Thursday, March 25, 2010

The MySpace Nuclear Option

Transform MySpace into a dating site.

The signs of MySpace problems go way back but really surfaced when CEO Owen Van Natta resigned. I won’t dwell on the many reasons why MySpace is declining (declining market share, shrinking revenue, loss of key employees, etc), instead I would propose that MySpace reinvent itself and become a dating site. Yes, I said it. A dating site. The demographics are there. 50-50 male/female ratio (at least in U.S.), MySpace is huge in the 18-34 age range (very pop culture), and nearly 40% earn an estimated $30-$60k/year. Plus you have the MySpace freaks, strippers, gamers, nerds, and everything "Twilight". Most importantly, the online dating industry is worth $1.049 Billion. Customers of dating sites spend an average of $239 per year. The average visit per site time is 22 minutes. 22 Minutes! Think advertising revenue as well as pay wall revenue right from the start. International revenue (specifically China) would be HUGE. The MySpace brand (like it or not) is formidable. MySpace should integrate the Twitter API with profiles and dating ads. I could go on and on again, but the main point is that MySpace trigger that nuclear option and become a dating site. Take all that revenue away from eHarmony, Match.com, and the adult dating sites. Do this ASAP. The revenues will be terrifyingly enormous. Game over.

See breakdown below.

Friday, March 12, 2010

The Number 1 Twitter Retweet Tactic

The easiest way to get your business message across Twitter is to follow the people in your niche with below average followings and get them to retweet.
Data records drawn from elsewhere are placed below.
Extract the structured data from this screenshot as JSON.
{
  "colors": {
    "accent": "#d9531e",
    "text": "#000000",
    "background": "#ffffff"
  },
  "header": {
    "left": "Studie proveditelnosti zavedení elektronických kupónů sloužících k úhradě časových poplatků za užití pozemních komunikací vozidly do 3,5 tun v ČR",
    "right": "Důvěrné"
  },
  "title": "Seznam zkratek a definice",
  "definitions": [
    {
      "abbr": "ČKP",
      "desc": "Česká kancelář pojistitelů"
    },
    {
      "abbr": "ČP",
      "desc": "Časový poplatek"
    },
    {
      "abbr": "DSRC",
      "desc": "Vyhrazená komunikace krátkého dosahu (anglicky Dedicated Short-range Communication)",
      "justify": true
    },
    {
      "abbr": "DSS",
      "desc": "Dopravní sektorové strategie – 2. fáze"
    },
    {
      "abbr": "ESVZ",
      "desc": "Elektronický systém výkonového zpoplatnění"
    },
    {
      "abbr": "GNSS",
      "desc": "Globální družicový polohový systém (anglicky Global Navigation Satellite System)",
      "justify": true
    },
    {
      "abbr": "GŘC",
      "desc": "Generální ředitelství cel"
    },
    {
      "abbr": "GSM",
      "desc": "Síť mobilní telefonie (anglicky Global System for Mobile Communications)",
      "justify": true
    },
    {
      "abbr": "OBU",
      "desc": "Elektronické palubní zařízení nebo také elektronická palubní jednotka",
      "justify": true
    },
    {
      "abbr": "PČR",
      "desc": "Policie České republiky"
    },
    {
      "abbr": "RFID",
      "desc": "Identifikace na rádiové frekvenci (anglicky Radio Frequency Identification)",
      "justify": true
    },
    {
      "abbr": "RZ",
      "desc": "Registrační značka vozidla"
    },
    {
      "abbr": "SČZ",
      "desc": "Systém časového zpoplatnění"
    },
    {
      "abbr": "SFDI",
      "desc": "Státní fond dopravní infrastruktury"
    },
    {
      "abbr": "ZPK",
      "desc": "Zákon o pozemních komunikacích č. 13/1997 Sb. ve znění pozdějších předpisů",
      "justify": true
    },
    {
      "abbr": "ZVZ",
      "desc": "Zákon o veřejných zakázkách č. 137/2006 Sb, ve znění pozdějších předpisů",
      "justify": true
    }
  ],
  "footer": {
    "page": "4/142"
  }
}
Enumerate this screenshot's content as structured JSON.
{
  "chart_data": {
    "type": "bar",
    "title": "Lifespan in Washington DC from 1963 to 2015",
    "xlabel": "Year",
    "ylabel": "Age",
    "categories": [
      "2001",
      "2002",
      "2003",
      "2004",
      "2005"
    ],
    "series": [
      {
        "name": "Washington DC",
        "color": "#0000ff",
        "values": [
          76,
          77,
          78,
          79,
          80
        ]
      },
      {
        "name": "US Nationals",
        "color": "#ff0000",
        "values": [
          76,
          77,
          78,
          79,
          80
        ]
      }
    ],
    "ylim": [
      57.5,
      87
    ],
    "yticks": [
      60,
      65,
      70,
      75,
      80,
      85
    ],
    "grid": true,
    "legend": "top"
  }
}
Think niche Tweeters. Go for the long tail Twitter strategy. These below average niche tweeters give you more of a chance to get "retweeted" and follow you back. It takes between 3-4 retweets to get this momentum up to a "tipping point". The problem with following MASS twitter power players & celebrities with such a huge following is that they will probably not follow you back, thus never retweeting your message. This is good whether your promoting something, selling, branding or reputation management.

Another good "best practice" is to unfollow the people that don't follow you. Pretty simple. Get rid of the deadweight.  Its a< 1% chance they will actually read and retweet messages. Do this twice a month.

Wednesday, March 10, 2010

Random Musings. Cisco, Dell, YouTube, Streaming.
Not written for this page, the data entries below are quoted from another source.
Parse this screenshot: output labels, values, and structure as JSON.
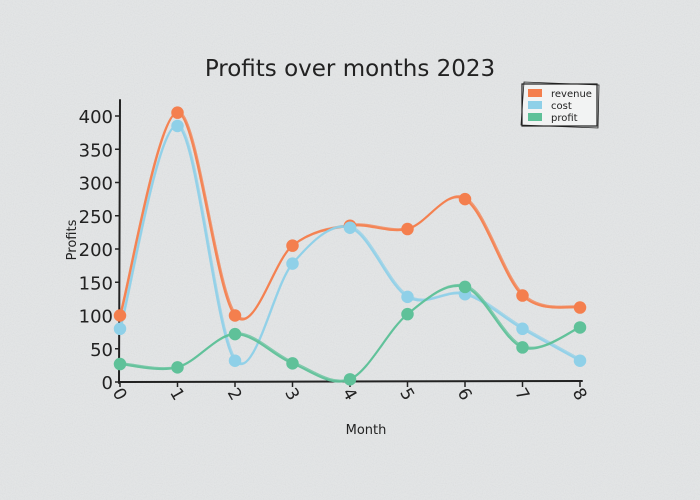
{
  "chart_data": {
    "type": "line",
    "title": "Profits over months 2023",
    "xlabel": "Month",
    "ylabel": "Profits",
    "x": [
      0,
      1,
      2,
      3,
      4,
      5,
      6,
      7,
      8
    ],
    "xlim": [
      0,
      8
    ],
    "ylim": [
      0,
      420
    ],
    "yticks": [
      0,
      50,
      100,
      150,
      200,
      250,
      300,
      350,
      400
    ],
    "grid": false,
    "legend_position": "top-right",
    "series": [
      {
        "name": "revenue",
        "color": "#f47f4e",
        "values": [
          100,
          405,
          100,
          205,
          235,
          230,
          275,
          130,
          112
        ]
      },
      {
        "name": "cost",
        "color": "#8fd0e8",
        "values": [
          80,
          385,
          32,
          178,
          232,
          128,
          132,
          80,
          32
        ]
      },
      {
        "name": "profit",
        "color": "#5fc199",
        "values": [
          27,
          22,
          72,
          28,
          4,
          102,
          143,
          52,
          82
        ]
      }
    ]
  }
}
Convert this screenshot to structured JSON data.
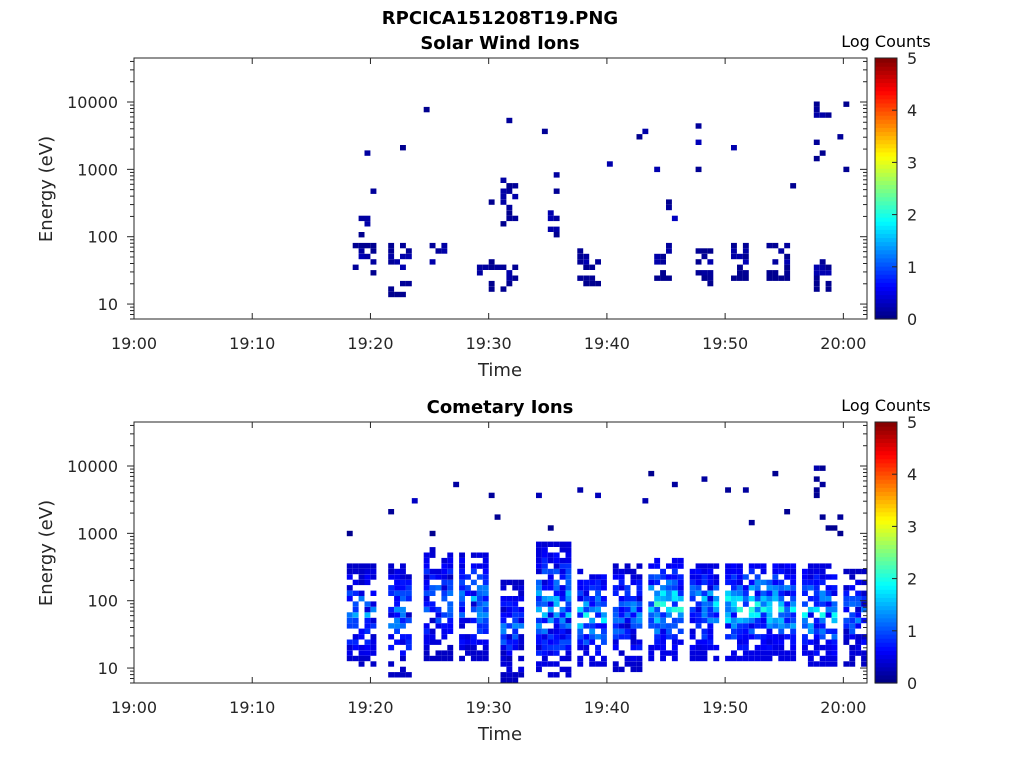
{
  "figure_title": "RPCICA151208T19.PNG",
  "chart_data": [
    {
      "type": "heatmap",
      "title": "Solar Wind Ions",
      "xlabel": "Time",
      "ylabel": "Energy (eV)",
      "x_range": [
        "19:00",
        "20:02"
      ],
      "x_ticks": [
        "19:00",
        "19:10",
        "19:20",
        "19:30",
        "19:40",
        "19:50",
        "20:00"
      ],
      "y_scale": "log",
      "y_range": [
        6,
        45000
      ],
      "y_ticks": [
        10,
        100,
        1000,
        10000
      ],
      "y_tick_labels": [
        "10",
        "100",
        "1000",
        "10000"
      ],
      "colorbar": {
        "label": "Log Counts",
        "min": 0,
        "max": 5,
        "ticks": [
          "0",
          "1",
          "2",
          "3",
          "4",
          "5"
        ],
        "colormap": "jet"
      },
      "grid": false,
      "clusters": [
        {
          "start": "19:18.5",
          "end": "19:20.5",
          "e_low": 28,
          "e_high": 70,
          "level": 0.3,
          "density": 0.55
        },
        {
          "start": "19:18.5",
          "end": "19:20",
          "e_low": 110,
          "e_high": 200,
          "level": 0.3,
          "density": 0.35
        },
        {
          "start": "19:21.5",
          "end": "19:23.5",
          "e_low": 14,
          "e_high": 80,
          "level": 0.3,
          "density": 0.4
        },
        {
          "start": "19:25",
          "end": "19:26.5",
          "e_low": 25,
          "e_high": 100,
          "level": 0.3,
          "density": 0.3
        },
        {
          "start": "19:29",
          "end": "19:32.5",
          "e_low": 18,
          "e_high": 40,
          "level": 0.3,
          "density": 0.35
        },
        {
          "start": "19:31",
          "end": "19:32.5",
          "e_low": 150,
          "e_high": 600,
          "level": 0.3,
          "density": 0.5
        },
        {
          "start": "19:35",
          "end": "19:36",
          "e_low": 80,
          "e_high": 350,
          "level": 0.3,
          "density": 0.35
        },
        {
          "start": "19:37.5",
          "end": "19:39.5",
          "e_low": 20,
          "e_high": 60,
          "level": 0.3,
          "density": 0.5
        },
        {
          "start": "19:44",
          "end": "19:45.5",
          "e_low": 25,
          "e_high": 80,
          "level": 0.3,
          "density": 0.65
        },
        {
          "start": "19:45",
          "end": "19:46",
          "e_low": 100,
          "e_high": 300,
          "level": 0.3,
          "density": 0.35
        },
        {
          "start": "19:47.5",
          "end": "19:49",
          "e_low": 20,
          "e_high": 60,
          "level": 0.3,
          "density": 0.55
        },
        {
          "start": "19:50.5",
          "end": "19:52",
          "e_low": 25,
          "e_high": 80,
          "level": 0.3,
          "density": 0.65
        },
        {
          "start": "19:53.5",
          "end": "19:55.5",
          "e_low": 25,
          "e_high": 80,
          "level": 0.3,
          "density": 0.55
        },
        {
          "start": "19:57.5",
          "end": "19:59",
          "e_low": 18,
          "e_high": 45,
          "level": 0.3,
          "density": 0.65
        },
        {
          "start": "19:57.5",
          "end": "19:58.5",
          "e_low": 1500,
          "e_high": 10000,
          "level": 0.3,
          "density": 0.25
        },
        {
          "start": "19:18",
          "end": "20:01",
          "e_low": 300,
          "e_high": 10000,
          "level": 0.3,
          "density": 0.012
        }
      ]
    },
    {
      "type": "heatmap",
      "title": "Cometary Ions",
      "xlabel": "Time",
      "ylabel": "Energy (eV)",
      "x_range": [
        "19:00",
        "20:02"
      ],
      "x_ticks": [
        "19:00",
        "19:10",
        "19:20",
        "19:30",
        "19:40",
        "19:50",
        "20:00"
      ],
      "y_scale": "log",
      "y_range": [
        6,
        45000
      ],
      "y_ticks": [
        10,
        100,
        1000,
        10000
      ],
      "y_tick_labels": [
        "10",
        "100",
        "1000",
        "10000"
      ],
      "colorbar": {
        "label": "Log Counts",
        "min": 0,
        "max": 5,
        "ticks": [
          "0",
          "1",
          "2",
          "3",
          "4",
          "5"
        ],
        "colormap": "jet"
      },
      "grid": false,
      "clusters": [
        {
          "start": "19:18",
          "end": "19:20.5",
          "e_low": 12,
          "e_high": 300,
          "level": 1.4,
          "density": 0.75
        },
        {
          "start": "19:21.5",
          "end": "19:23.5",
          "e_low": 8,
          "e_high": 350,
          "level": 1.3,
          "density": 0.7
        },
        {
          "start": "19:24.5",
          "end": "19:27",
          "e_low": 15,
          "e_high": 600,
          "level": 1.3,
          "density": 0.75
        },
        {
          "start": "19:27.5",
          "end": "19:30",
          "e_low": 15,
          "e_high": 500,
          "level": 1.5,
          "density": 0.8
        },
        {
          "start": "19:31",
          "end": "19:33",
          "e_low": 6,
          "e_high": 200,
          "level": 1.2,
          "density": 0.7
        },
        {
          "start": "19:34",
          "end": "19:37",
          "e_low": 8,
          "e_high": 700,
          "level": 1.6,
          "density": 0.8
        },
        {
          "start": "19:37.5",
          "end": "19:40",
          "e_low": 12,
          "e_high": 250,
          "level": 1.8,
          "density": 0.75
        },
        {
          "start": "19:40.5",
          "end": "19:43",
          "e_low": 10,
          "e_high": 300,
          "level": 1.4,
          "density": 0.75
        },
        {
          "start": "19:43.5",
          "end": "19:46.5",
          "e_low": 15,
          "e_high": 400,
          "level": 2.0,
          "density": 0.8
        },
        {
          "start": "19:47",
          "end": "19:49.5",
          "e_low": 15,
          "e_high": 300,
          "level": 1.8,
          "density": 0.75
        },
        {
          "start": "19:50",
          "end": "19:53",
          "e_low": 15,
          "e_high": 350,
          "level": 2.0,
          "density": 0.8
        },
        {
          "start": "19:53",
          "end": "19:56",
          "e_low": 15,
          "e_high": 350,
          "level": 1.9,
          "density": 0.8
        },
        {
          "start": "19:56.5",
          "end": "19:59.5",
          "e_low": 12,
          "e_high": 300,
          "level": 1.8,
          "density": 0.75
        },
        {
          "start": "20:00",
          "end": "20:02",
          "e_low": 12,
          "e_high": 250,
          "level": 1.3,
          "density": 0.7
        },
        {
          "start": "19:57.5",
          "end": "19:58.5",
          "e_low": 4000,
          "e_high": 10000,
          "level": 0.4,
          "density": 0.5
        },
        {
          "start": "19:18",
          "end": "20:01",
          "e_low": 1000,
          "e_high": 8000,
          "level": 0.3,
          "density": 0.02
        }
      ]
    }
  ]
}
  • Is it me or does every one (platform) now have an app store?
  • Cisco's huge annoucement this week was a total let down. Yes, the technology is cool, but I was hoping for an "Apple" like change the world annoucement.
  • The time to kick cable TV out the door is near. Wii gets Netflix and streaming soon. YouTube gets live sports streaming. The new generation of streaming TV set-top boxes are finally going to make traction.
  • Looking forward to the Dell Mini 5. Looks good on paper and the specs. Love the colors.
  • I don't think Twitter is all "Tweeted out". In fact, lots more features coming. IPO in 2011?

Wednesday, March 3, 2010

Will HTML5 Destroy Flash?

Maybe. Too soon to tell. SEO people will prefer HTML5 rather than Flash. Flash is not SEO friendly. In fact, Flash is search engine-invisible. HTML5 will eventually do everything Flash does plus the added search engine optimizations such as Improved page segmentation, A new article tag, A new section tag, A new header tag, A new footer tag, A new nav tag.
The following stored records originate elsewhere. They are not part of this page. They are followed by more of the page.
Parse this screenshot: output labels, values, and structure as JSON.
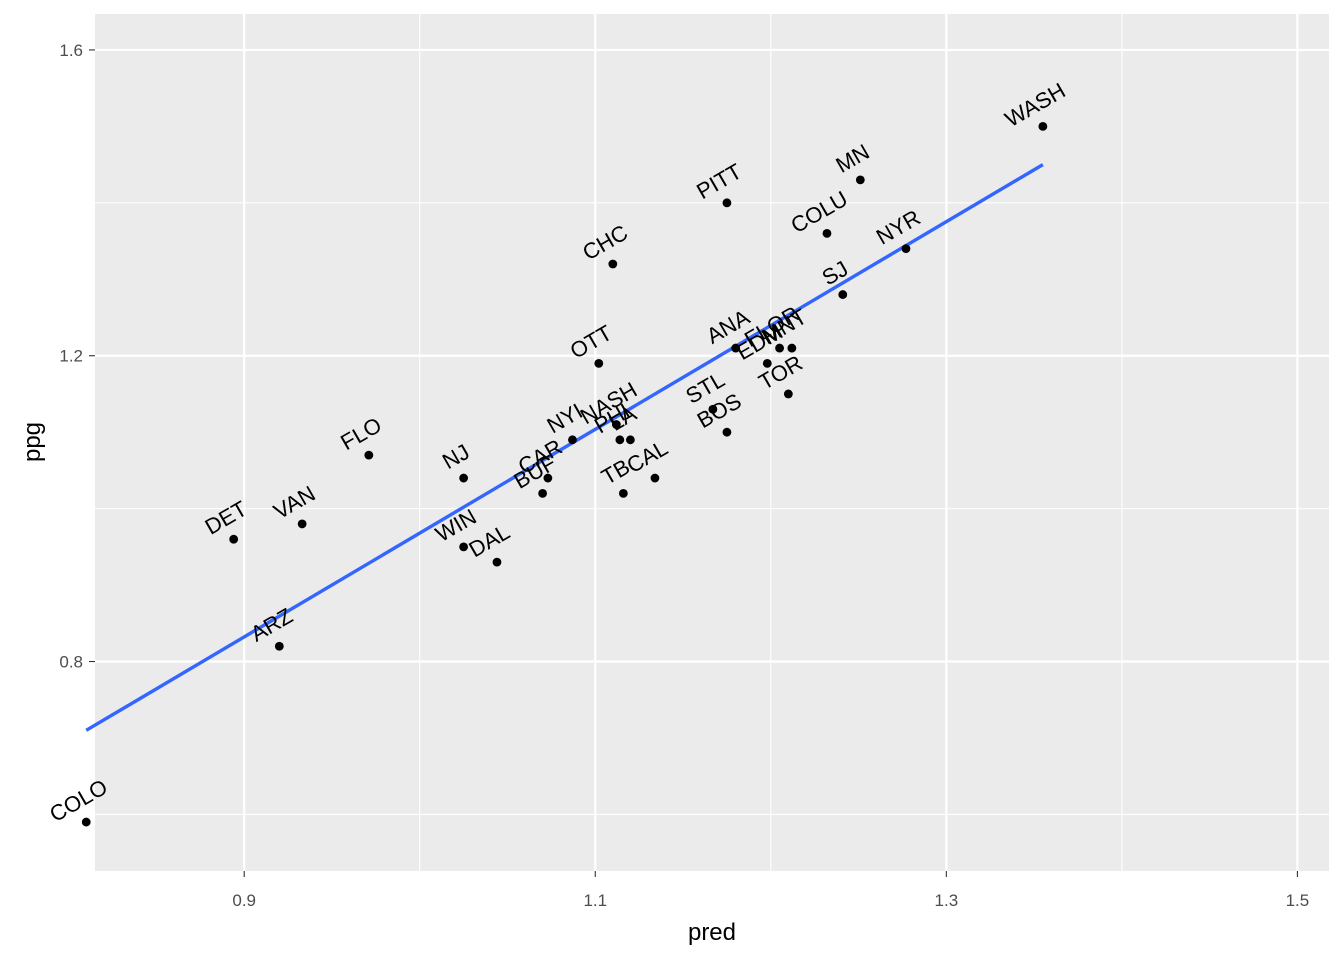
{
  "chart_data": {
    "type": "scatter",
    "title": "",
    "xlabel": "pred",
    "ylabel": "ppg",
    "xlim": [
      0.815,
      1.518
    ],
    "ylim": [
      0.526,
      1.647
    ],
    "x_ticks": [
      0.9,
      1.1,
      1.3,
      1.5
    ],
    "x_tick_labels": [
      "0.9",
      "1.1",
      "1.3",
      "1.5"
    ],
    "y_ticks": [
      0.8,
      1.2,
      1.6
    ],
    "y_tick_labels": [
      "0.8",
      "1.2",
      "1.6"
    ],
    "grid": true,
    "colors": {
      "panel": "#ebebeb",
      "grid": "#ffffff",
      "point": "#000000",
      "fit_line": "#3366ff"
    },
    "points": [
      {
        "label": "COLO",
        "x": 0.81,
        "y": 0.59
      },
      {
        "label": "DET",
        "x": 0.894,
        "y": 0.96
      },
      {
        "label": "ARZ",
        "x": 0.92,
        "y": 0.82
      },
      {
        "label": "VAN",
        "x": 0.933,
        "y": 0.98
      },
      {
        "label": "FLO",
        "x": 0.971,
        "y": 1.07
      },
      {
        "label": "WIN",
        "x": 1.025,
        "y": 0.95
      },
      {
        "label": "NJ",
        "x": 1.025,
        "y": 1.04
      },
      {
        "label": "DAL",
        "x": 1.044,
        "y": 0.93
      },
      {
        "label": "BUF",
        "x": 1.07,
        "y": 1.02
      },
      {
        "label": "CAR",
        "x": 1.073,
        "y": 1.04
      },
      {
        "label": "NYI",
        "x": 1.087,
        "y": 1.09
      },
      {
        "label": "OTT",
        "x": 1.102,
        "y": 1.19
      },
      {
        "label": "CHC",
        "x": 1.11,
        "y": 1.32
      },
      {
        "label": "NASH",
        "x": 1.112,
        "y": 1.11
      },
      {
        "label": "PHI",
        "x": 1.114,
        "y": 1.09
      },
      {
        "label": "LA",
        "x": 1.12,
        "y": 1.09
      },
      {
        "label": "TB",
        "x": 1.116,
        "y": 1.02
      },
      {
        "label": "CAL",
        "x": 1.134,
        "y": 1.04
      },
      {
        "label": "STL",
        "x": 1.167,
        "y": 1.13
      },
      {
        "label": "BOS",
        "x": 1.175,
        "y": 1.1
      },
      {
        "label": "PITT",
        "x": 1.175,
        "y": 1.4
      },
      {
        "label": "ANA",
        "x": 1.18,
        "y": 1.21
      },
      {
        "label": "EDM",
        "x": 1.198,
        "y": 1.19
      },
      {
        "label": "TOR",
        "x": 1.21,
        "y": 1.15
      },
      {
        "label": "FLOR",
        "x": 1.205,
        "y": 1.21
      },
      {
        "label": "MNT",
        "x": 1.212,
        "y": 1.21
      },
      {
        "label": "COLU",
        "x": 1.232,
        "y": 1.36
      },
      {
        "label": "SJ",
        "x": 1.241,
        "y": 1.28
      },
      {
        "label": "MN",
        "x": 1.251,
        "y": 1.43
      },
      {
        "label": "NYR",
        "x": 1.277,
        "y": 1.34
      },
      {
        "label": "WASH",
        "x": 1.355,
        "y": 1.5
      }
    ],
    "fit_line": {
      "x": [
        0.81,
        1.355
      ],
      "y": [
        0.71,
        1.45
      ]
    }
  }
}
In order for HTML5 to overtake Flash, browsers must have to support it, right? Full browser support will happen in 3-8 years? The full HTML5 spec wont be finished (probably) for another decade. Your starting to see improved support for HTML 5 elements in Opera 10.5, and possibly IE 9. Chrome and Safari do support HTML5 video. Firefox is still behind, although I think there are add-ons to Firefox to support HTML video?

HTML5 allow a standards-based pathway to busting those Flash barriers with canvas graphics, drawing video onscreen, Web Forms 2.0, and local storage for private data. So who needs Flash? The only drawback I see now in HTML5 is that it has very basic support for sound. Who will win? Who knows? This may play out in about 1-5 years (depending on who adopts HTML5). Personally, I think they can both coexist, but I would rather use HTML5 for search engine reasons.